Sunday, March 4, 2018

Grieve and Rejoice

As many of you know, God asked me to write a book, but what you may not know is that I finished the first draft in December.  Writing my story was one of the most difficult and most healing things that I've ever done.  You will be hearing a lot more about the book in the very near future as I start the process to prepare it to be self-published.  The book tells the story of how the devil tried to derail my life when I was a child by sending all manner of evil into it; how God used the most tragic day of my life to capture my heart; and how with Jesus...redemption and restoration are possible.

Why am I telling you this today of all days?  Today is the 20th Anniversary of that most tragic day. Today is the day when my very best friend, my brother, was killed in a car accident right in front of me.  He was 26 and I was 22.  He had a full life ahead of him and a precious 2 year old son who needed his daddy.



In "Girl, Wash Your Face", Rachel Hollis talks about her brother's suicide.  She also talks about how weird it is to look back and feel both the sting of the loss and to also see the good that has come as a result.  I loved reading those words from her, as that feeling is all too familiar to me.

See, remembering the loss today is more real and raw than it has been in years.  Perhaps it's because it is so hard to believe that it's been 20 years, or perhaps it's because I just spent most of last year writing about it.  It was incredibly difficult to go back and put myself at the scene of the accident again.  There are no words to describe the anguish I felt as I relived those darkest of days after I lost him, where the emptiness and the hopelessness threatened to consume me forever. 

And yet......

There are also no words for the good it did my heart to go back to that season of life and remember those first audible words I heard the Lord say to me.  I took myself back to the day I laid in the mud in the cemetery and allowed God to comfort my heart in the ways that only He can.  Looking back helped me remember how God took that most tragic day and made so much good come from it.

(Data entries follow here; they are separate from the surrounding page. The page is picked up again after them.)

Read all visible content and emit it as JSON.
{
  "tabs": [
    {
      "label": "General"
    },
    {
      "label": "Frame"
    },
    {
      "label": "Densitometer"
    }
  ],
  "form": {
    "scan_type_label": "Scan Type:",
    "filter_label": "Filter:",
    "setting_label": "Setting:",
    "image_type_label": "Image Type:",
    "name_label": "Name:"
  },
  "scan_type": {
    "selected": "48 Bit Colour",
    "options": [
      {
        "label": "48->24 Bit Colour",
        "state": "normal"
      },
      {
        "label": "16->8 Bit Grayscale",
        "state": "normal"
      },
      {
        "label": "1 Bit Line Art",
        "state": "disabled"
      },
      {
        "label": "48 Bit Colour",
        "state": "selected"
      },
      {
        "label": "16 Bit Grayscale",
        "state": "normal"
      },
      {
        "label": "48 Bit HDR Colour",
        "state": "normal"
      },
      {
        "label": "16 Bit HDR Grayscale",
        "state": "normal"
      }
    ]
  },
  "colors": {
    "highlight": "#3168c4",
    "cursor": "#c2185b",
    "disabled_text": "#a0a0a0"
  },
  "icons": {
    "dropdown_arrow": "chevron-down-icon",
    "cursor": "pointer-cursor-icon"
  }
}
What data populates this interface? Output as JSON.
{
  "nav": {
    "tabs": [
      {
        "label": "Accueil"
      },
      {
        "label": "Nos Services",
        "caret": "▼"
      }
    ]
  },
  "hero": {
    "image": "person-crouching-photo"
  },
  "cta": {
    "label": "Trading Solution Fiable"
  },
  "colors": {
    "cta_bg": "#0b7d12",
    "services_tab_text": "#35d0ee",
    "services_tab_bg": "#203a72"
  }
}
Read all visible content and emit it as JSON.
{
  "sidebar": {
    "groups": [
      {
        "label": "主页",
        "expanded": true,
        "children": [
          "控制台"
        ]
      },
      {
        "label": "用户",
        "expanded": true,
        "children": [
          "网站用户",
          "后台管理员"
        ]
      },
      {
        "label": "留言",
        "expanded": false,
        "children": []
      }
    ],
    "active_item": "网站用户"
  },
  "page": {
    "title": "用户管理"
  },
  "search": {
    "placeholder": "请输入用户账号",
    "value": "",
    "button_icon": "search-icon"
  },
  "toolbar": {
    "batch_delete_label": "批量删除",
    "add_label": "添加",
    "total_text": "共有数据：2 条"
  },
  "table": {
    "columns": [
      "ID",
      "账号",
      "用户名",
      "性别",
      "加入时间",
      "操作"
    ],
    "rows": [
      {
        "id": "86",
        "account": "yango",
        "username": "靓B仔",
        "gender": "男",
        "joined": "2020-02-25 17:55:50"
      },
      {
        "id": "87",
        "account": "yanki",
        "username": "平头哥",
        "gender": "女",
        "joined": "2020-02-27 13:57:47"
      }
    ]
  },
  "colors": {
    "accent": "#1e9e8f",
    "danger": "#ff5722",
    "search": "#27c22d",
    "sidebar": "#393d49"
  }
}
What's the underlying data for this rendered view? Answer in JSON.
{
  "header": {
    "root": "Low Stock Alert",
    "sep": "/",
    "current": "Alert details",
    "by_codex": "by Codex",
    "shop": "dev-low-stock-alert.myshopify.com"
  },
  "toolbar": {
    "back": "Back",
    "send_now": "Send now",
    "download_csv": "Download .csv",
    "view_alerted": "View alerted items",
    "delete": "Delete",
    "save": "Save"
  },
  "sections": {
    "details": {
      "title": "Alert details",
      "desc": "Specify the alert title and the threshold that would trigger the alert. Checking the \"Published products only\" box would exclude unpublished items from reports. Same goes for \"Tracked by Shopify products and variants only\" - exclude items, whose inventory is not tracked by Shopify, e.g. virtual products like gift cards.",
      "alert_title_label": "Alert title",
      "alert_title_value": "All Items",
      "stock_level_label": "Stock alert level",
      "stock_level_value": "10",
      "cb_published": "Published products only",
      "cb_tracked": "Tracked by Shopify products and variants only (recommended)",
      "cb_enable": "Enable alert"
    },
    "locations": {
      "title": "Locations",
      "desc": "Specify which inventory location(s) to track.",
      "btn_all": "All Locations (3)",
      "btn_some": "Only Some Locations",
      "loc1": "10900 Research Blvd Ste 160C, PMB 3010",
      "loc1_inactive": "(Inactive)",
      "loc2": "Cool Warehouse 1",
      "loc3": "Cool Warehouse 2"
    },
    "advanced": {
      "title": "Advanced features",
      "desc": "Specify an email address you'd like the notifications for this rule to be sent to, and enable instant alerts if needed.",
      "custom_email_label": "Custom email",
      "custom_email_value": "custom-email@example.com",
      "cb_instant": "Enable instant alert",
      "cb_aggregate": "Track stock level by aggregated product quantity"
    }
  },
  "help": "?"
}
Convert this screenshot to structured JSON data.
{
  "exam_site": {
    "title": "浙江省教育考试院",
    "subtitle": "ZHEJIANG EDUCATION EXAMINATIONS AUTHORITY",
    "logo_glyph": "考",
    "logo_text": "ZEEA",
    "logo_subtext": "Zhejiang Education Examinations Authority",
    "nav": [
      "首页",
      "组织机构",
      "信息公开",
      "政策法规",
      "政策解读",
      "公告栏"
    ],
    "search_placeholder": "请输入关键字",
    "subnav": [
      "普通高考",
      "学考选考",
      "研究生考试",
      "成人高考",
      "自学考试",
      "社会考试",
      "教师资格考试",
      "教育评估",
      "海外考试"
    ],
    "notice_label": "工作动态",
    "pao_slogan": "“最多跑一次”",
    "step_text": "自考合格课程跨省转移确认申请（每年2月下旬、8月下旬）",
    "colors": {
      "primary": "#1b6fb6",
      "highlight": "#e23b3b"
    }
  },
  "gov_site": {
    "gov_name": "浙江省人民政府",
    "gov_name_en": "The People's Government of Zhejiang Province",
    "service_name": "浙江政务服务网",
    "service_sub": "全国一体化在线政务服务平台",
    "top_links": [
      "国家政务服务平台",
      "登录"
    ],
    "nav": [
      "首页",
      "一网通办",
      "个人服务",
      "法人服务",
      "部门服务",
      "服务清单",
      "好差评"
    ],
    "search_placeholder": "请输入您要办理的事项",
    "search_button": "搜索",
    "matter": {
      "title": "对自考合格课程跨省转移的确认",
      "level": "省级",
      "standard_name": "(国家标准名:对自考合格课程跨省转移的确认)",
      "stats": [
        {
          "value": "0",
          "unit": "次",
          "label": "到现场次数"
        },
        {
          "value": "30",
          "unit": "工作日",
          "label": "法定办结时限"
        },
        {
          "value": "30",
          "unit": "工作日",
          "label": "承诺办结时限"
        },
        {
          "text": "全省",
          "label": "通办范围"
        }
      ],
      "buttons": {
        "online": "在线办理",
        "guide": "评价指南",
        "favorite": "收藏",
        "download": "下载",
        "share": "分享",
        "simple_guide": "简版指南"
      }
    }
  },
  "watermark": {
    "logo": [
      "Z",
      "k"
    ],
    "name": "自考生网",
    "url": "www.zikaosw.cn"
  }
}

I miss Bob...I will always miss him.  There will always be an empty Bob sized hole in my heart...and he was a BIG guy...so it's a big hole.  I don't just miss him on March 4th, or October 15th (his birthday), I miss him often.  I am constantly aware of his absence.  When I am going through a rough season, I still wonder what advice he would give to me if I could call him.  When I get to spend time with his son Josh, I wonder how different he would be if he would have grown up with his daddy who loved him beyond  measure.

The accident didn't have to happen for God to capture my soul, but since it did happen...I am  so grateful that God didn't waste the opportunity to grab a hold of me.  It was the promise that I would get to see Bob again in heaven that drew me to God in the first place...little did I know that God had so much more to offer.  I am who I am today because of Jesus.  He has begun a good work in me, and He will be faithful to complete it. 


I know that I have friends that are currently grieving fresh losses of their own.  So much fresher than a 20 year anniversary.  My  prayer is that God will continue to comfort them right where they are, for as long they need to grieve.  Elizabeth Kubler-Ross' quote has always resonated with me.  It doesn't matter if it is the one year anniversary or the 20th.....any one who has lost someone they have deeply loved...will never be the same....nor should they want to be. However, I do hope that, in time, they can look back and rejoice in the midst of the grieving.  That they might find the good that has come from that loss.  It might look like loving those left behind a little better.  It might look like speaking things that had been previously left unsaid.  It might look like fighting for a cure....or perhaps...like me....it might look like a life unlike anything you could have dreamed or imagined.